Fokus pembebasan pribadi yang menjadi inti pemikiran feminisme liberal pun tampak tak bergeser dalam narasi “inklusivitas” tersebut. Dengan kata lain, feminisme agama-agama memperoleh “kehormatan” untuk masuk ke dalam payung “persatuan” feminisme liberal dalam artikel Patresia hanya karena para feminis religius, dalam kacamata sempit feminisme liberal, juga terlihat ingin “bebas.” Hal serupa tampak pada isu feminis pro-life, khususnya karena artikel Patresia gagal membaca kompleksitas kaitan antara pergerakan pro-life dengan rasialisme dan diskriminasi kelas di negara-negara serupa Amerika Serikat dan sejumlah negara Eropa.
Baca juga: Benarkah Feminisme Anti-Agama Bukan Feminisme Sama Sekali?
Pada akhirnya, patut diingat pula bahwa pandangan “sebagian kelompok feminis kiri” mengenai kelas tidak hanya berfokus pada persoalan perburuhan (meski isu perburuhan itu sendiri tentu isu yang penting untuk diperjuangkan!). Sebagaimana dinyatakan oleh The Combahee River Collective dalam pernyataan mereka pada tahun 1977, “We believe that sexual politics under patriarchy is as pervasive in Black women’s lives as are the politics of class and race. We also often find it difficult to separate race from class from sex oppression because in our lives they are most often experienced simultaneously.”
Dengan demikian, perkara kelas tidak hanya menjadi sorotan dalam gerakan perempuan, namun sepatutnya dipahami sebagai bagian yang tidak terpisah dalam pembentukan pengalaman opresi yang dialami perempuan dan minoritas seksual.
Kelindan kelas, ras, identitas gender, seksualitas, dan identitas sosial lainnya hadir dan membentuk pengalaman ketertindasan yang dialami oleh perempuan. Jika kita benar-benar serius dalam menerapkan ide interseksionalitas dalam praktik dan politik feminisme yang kita lakukan, kita harus senantiasa mengingat bahwa kehadiran ide interseksionalitas tidak menegasikan pentingnya analisis kelas.

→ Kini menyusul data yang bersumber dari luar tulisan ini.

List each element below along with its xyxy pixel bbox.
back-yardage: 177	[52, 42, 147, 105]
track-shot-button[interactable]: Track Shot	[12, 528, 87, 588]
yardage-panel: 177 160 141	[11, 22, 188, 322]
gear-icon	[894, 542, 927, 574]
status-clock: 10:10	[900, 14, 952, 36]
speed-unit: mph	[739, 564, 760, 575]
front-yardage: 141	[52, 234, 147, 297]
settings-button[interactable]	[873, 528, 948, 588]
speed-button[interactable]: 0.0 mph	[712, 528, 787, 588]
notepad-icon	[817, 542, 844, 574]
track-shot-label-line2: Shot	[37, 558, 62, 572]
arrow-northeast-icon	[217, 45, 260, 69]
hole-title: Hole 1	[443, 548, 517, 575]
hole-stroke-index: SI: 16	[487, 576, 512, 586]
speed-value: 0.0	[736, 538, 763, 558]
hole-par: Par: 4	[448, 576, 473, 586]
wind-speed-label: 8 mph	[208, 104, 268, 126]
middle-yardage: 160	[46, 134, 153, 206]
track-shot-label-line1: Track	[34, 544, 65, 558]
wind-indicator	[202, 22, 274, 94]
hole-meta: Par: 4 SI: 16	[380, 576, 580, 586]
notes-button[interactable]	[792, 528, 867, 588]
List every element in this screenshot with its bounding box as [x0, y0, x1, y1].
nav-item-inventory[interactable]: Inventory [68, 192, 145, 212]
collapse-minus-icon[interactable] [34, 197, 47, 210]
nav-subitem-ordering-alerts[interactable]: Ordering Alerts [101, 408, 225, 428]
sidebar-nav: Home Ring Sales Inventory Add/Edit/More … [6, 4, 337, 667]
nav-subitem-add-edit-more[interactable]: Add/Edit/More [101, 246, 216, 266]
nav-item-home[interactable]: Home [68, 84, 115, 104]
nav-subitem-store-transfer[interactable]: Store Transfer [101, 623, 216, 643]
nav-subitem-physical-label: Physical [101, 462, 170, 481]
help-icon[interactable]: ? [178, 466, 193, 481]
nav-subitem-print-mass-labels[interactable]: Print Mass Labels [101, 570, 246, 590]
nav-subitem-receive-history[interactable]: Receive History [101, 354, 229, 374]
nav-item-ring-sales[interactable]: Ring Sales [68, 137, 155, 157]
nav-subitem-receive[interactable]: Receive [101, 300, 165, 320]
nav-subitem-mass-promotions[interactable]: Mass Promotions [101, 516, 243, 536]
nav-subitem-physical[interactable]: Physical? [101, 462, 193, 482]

Alih-alih meniadakan kelas dalam kritik feminis, interseksionalitas justru dikembangkan dalam pemikiran feminisme kulit hitam (dengan berangkat dari teorisasi Kimberle Crenshaw, tepatnya) yang bertumpu pada irisan sistem opresi (termasuk kapitalisme dan ketimpangan struktur kelas) yang menghadirkan pengalaman ketertindasan yang kompleks. Hal inilah yang menjadikan perbedaan antara feminisme liberal dan “sebagian kelompok feminis kiri” bukan hanya terejawantah pada perbedaan fokus perjuangan, namun kedua aras feminisme ini telah memiliki pandangan yang sangat berbeda dalam memahami dan memaknai akar penindasan terhadap perempuan.
Pada akhirnya, kita harus senantiasa mengingat bahwa kritik tidak serupa dengan memecah belah gerakan. Salah satu prinsip utama ideologi-ideologi kritis, termasuk feminisme, ialah adanya kritik internal yang dilakukan dengan terus menerus. Dengan adanya kritik internal, feminisme sebagai ideologi kritis dapat terus menemukan nafas berikutnya. Dengan kata lain, ketika kritik internal terhenti dalam suatu gerakan ideologis kritis, ideologi tersebut berarak menuju kematiannya.
Layaknya Audre Lorde mengingatkan kita, kita tidak dipisahkan karena perbedaan identitas yang menubuh pada diri kita. Akan tetapi, kita dipisahkan pada penolakan kita pada pengakuan atas perbedaan identitas yang, pada praktiknya, menumpulkan praktik, politik, dan gerakan feminis yang kita lakukan.